Japan In-depth / 2022年12月22日 7時0分

飯田) キャップをどうはめるかですね。


宮家) 防衛力は増やさない、増やしてはいけないのだと。だからきちんとタガをはめるのだよ……という内容なのです。「こんなことをやっていたのか」と、いま昔の文書を読み直してみると、がっかりします。


飯田) 防衛力は増やしてはいけないと。


宮家) 逆に言えば、やっと日本にも「戦略」ができたということです。すなわち国益が決まり、脅威認識もできました。いままでの手段は外交と防衛だけだったけれど、当然のことですが、今後は経済安全保障やサイバーまで入ってきて、総合的にやるということです。当然の話です。それがあって、今度は国家防衛戦略を……。


飯田) いまおっしゃったのは国家安全保障戦略。


宮家) これまでは国家安全保障戦略の話です。そして、これを具体化するものとして国家防衛戦略があり、今度は防衛の目標を設定する。以前は防衛の目標も明確には設定していなかったのですから。


飯田) 防衛計画の大綱のなかには目標がなかった。


宮家) 少なくとも目に付くところには書いてありません。


飯田) パラグラフにとっていなかった。


宮家) 3つ目の防衛力整備計画は、「中期」がとれてしまっているけれど、実際にはこれが昔の「大綱」に相当します。何を保有すべきなのか、10年間でどうするのか、5ヵ年計画でどうするか、等々が書いてある。

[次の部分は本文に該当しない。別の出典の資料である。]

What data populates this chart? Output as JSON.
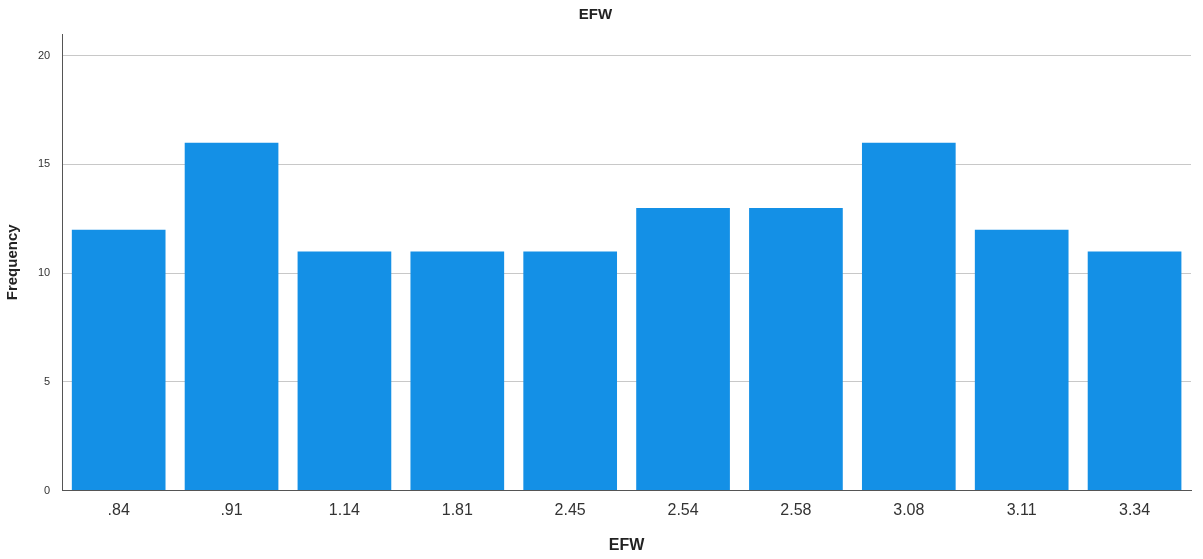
{
  "chart_data": {
    "type": "bar",
    "title": "EFW",
    "xlabel": "EFW",
    "ylabel": "Frequency",
    "categories": [
      ".84",
      ".91",
      "1.14",
      "1.81",
      "2.45",
      "2.54",
      "2.58",
      "3.08",
      "3.11",
      "3.34"
    ],
    "values": [
      12,
      16,
      11,
      11,
      11,
      13,
      13,
      16,
      12,
      11
    ],
    "color": "#1490e6",
    "ylim": [
      0,
      21
    ],
    "yticks": [
      0,
      5,
      10,
      15,
      20
    ],
    "grid": "y",
    "legend": false
  }
}
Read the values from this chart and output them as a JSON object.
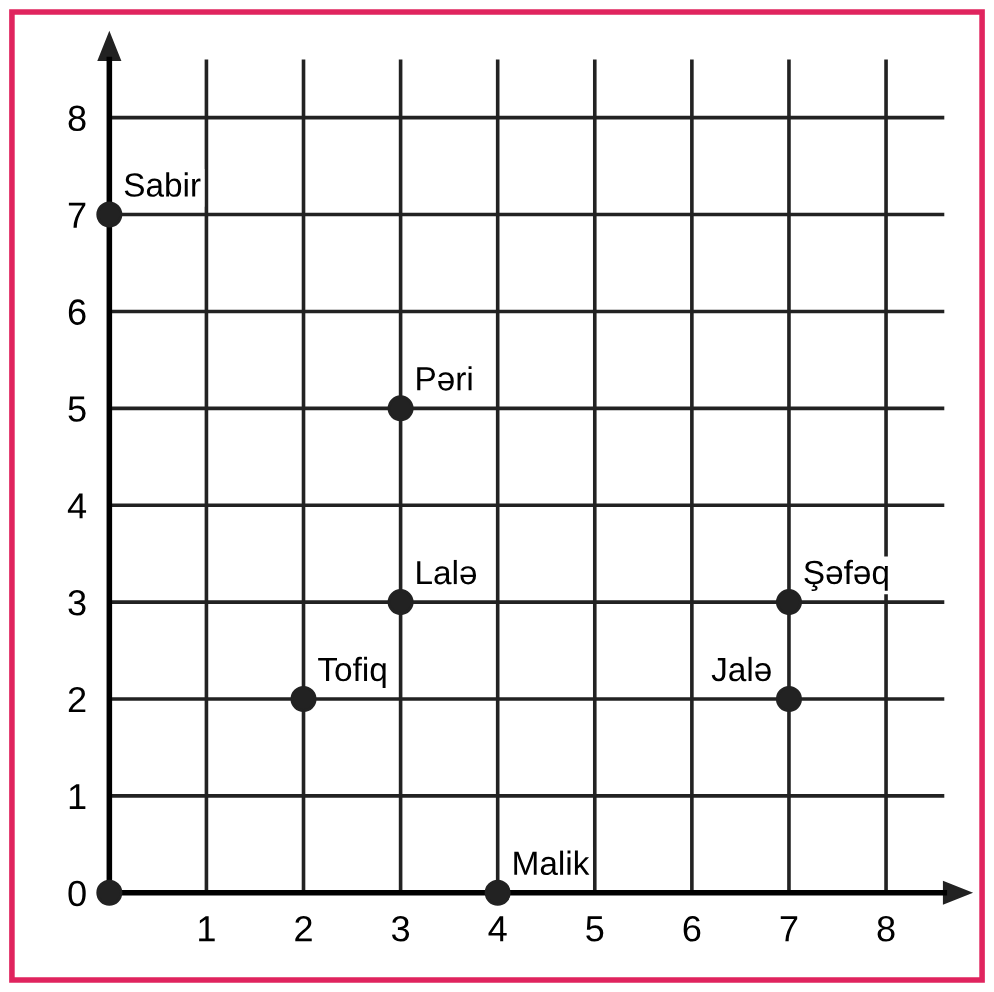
{
  "chart_data": {
    "type": "scatter",
    "x": [
      0,
      3,
      3,
      7,
      7,
      2,
      4,
      0
    ],
    "values": [
      7,
      5,
      3,
      3,
      2,
      2,
      0,
      0
    ],
    "color": "#222222",
    "marker": "circle",
    "xlim": [
      0,
      8.6
    ],
    "ylim": [
      0,
      8.6
    ],
    "xticks": [
      1,
      2,
      3,
      4,
      5,
      6,
      7,
      8
    ],
    "yticks": [
      0,
      1,
      2,
      3,
      4,
      5,
      6,
      7,
      8
    ],
    "grid": true,
    "annotations": [
      {
        "text": "Sabir",
        "x": 0,
        "y": 7
      },
      {
        "text": "Pəri",
        "x": 3,
        "y": 5
      },
      {
        "text": "Lalə",
        "x": 3,
        "y": 3
      },
      {
        "text": "Şəfəq",
        "x": 7,
        "y": 3
      },
      {
        "text": "Jalə",
        "x": 7,
        "y": 2
      },
      {
        "text": "Tofiq",
        "x": 2,
        "y": 2
      },
      {
        "text": "Malik",
        "x": 4,
        "y": 0
      }
    ]
  }
}
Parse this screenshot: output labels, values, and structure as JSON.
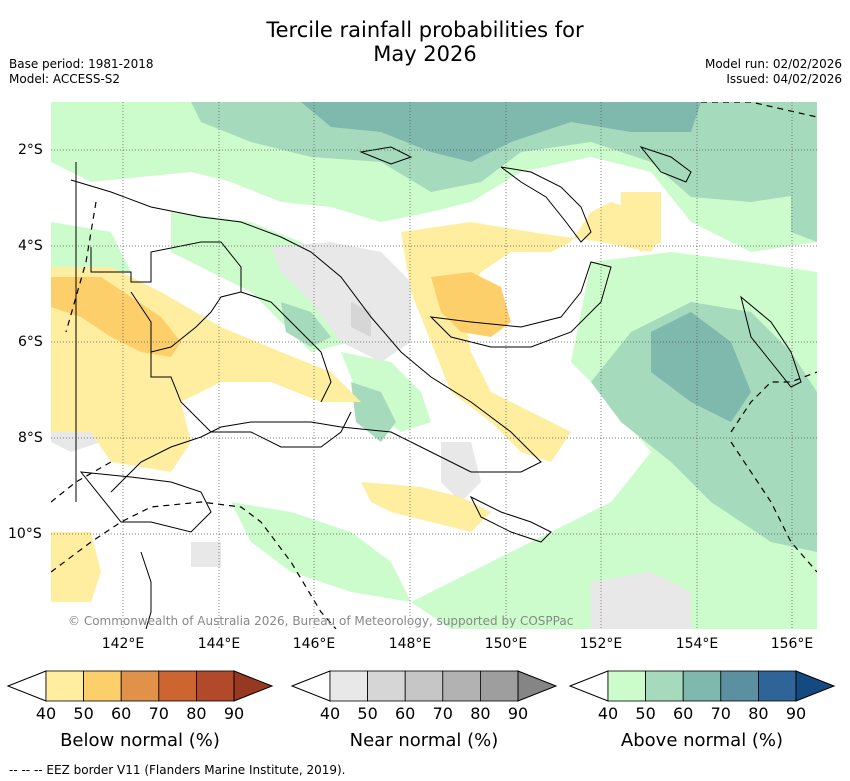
{
  "title_line1": "Tercile rainfall probabilities for",
  "title_line2": "May 2026",
  "base_period": "Base period: 1981-2018",
  "model": "Model: ACCESS-S2",
  "model_run": "Model run: 02/02/2026",
  "issued": "Issued: 04/02/2026",
  "credit": "© Commonwealth of Australia 2026, Bureau of Meteorology, supported by COSPPac",
  "lat_ticks": [
    "2°S",
    "4°S",
    "6°S",
    "8°S",
    "10°S"
  ],
  "lon_ticks": [
    "142°E",
    "144°E",
    "146°E",
    "148°E",
    "150°E",
    "152°E",
    "154°E",
    "156°E"
  ],
  "colorbars": {
    "below": {
      "label": "Below normal (%)",
      "ticks": [
        "40",
        "50",
        "60",
        "70",
        "80",
        "90"
      ],
      "colors": [
        "#ffffff",
        "#ffeda0",
        "#fdcf6a",
        "#e1914a",
        "#cc6530",
        "#b1492a",
        "#973820"
      ]
    },
    "near": {
      "label": "Near normal (%)",
      "ticks": [
        "40",
        "50",
        "60",
        "70",
        "80",
        "90"
      ],
      "colors": [
        "#ffffff",
        "#e8e8e8",
        "#d6d6d6",
        "#c6c6c6",
        "#b2b2b2",
        "#9e9e9e",
        "#858585"
      ]
    },
    "above": {
      "label": "Above normal (%)",
      "ticks": [
        "40",
        "50",
        "60",
        "70",
        "80",
        "90"
      ],
      "colors": [
        "#ffffff",
        "#ccfccc",
        "#a6dabc",
        "#7fb8ac",
        "#5a90a0",
        "#2f6498",
        "#154a80"
      ]
    }
  },
  "footer": "-- -- -- EEZ border V11 (Flanders Marine Institute, 2019)."
}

今までは最後の「防衛力整備計画」しかなかった、というか、つくっていなかったということです。


飯田) よくメディアでは、「防衛計画の大綱は名前を変えて国家防衛戦略にします」とか、「中期防の名前を変えて防衛力整備計画にします」などと言われていたのですけれど、まったく概念が違いますね。


宮家) 日本もやっと普通の国になったのです。普通の国の、普通の国家安全保障戦略ができて、その安全保障戦略に基づいて国家防衛戦略、国防戦略ができて、整備計画ができる。その上で来年(2023年)どうするのかが決まっていくのです。


飯田) 普通の国になった。


宮家) いままでこうはやれなかったのです。2013年に国家安全保障戦略はできましたけれど、当時はとにかく国家安全保障会議(NSC)をつくったあとですから。2013年の段階では、「どうやって日本のNSCを運用するか」ということで精一杯だったのでしょう。


飯田) NSCをどう運用するかで。


宮家) つくったはいいけれど、防衛戦略もなかった。その意味では、日本もようやくしっかりとした戦略ができて、それを具体化する手段が出てきているという意味では、画期的なことですよ。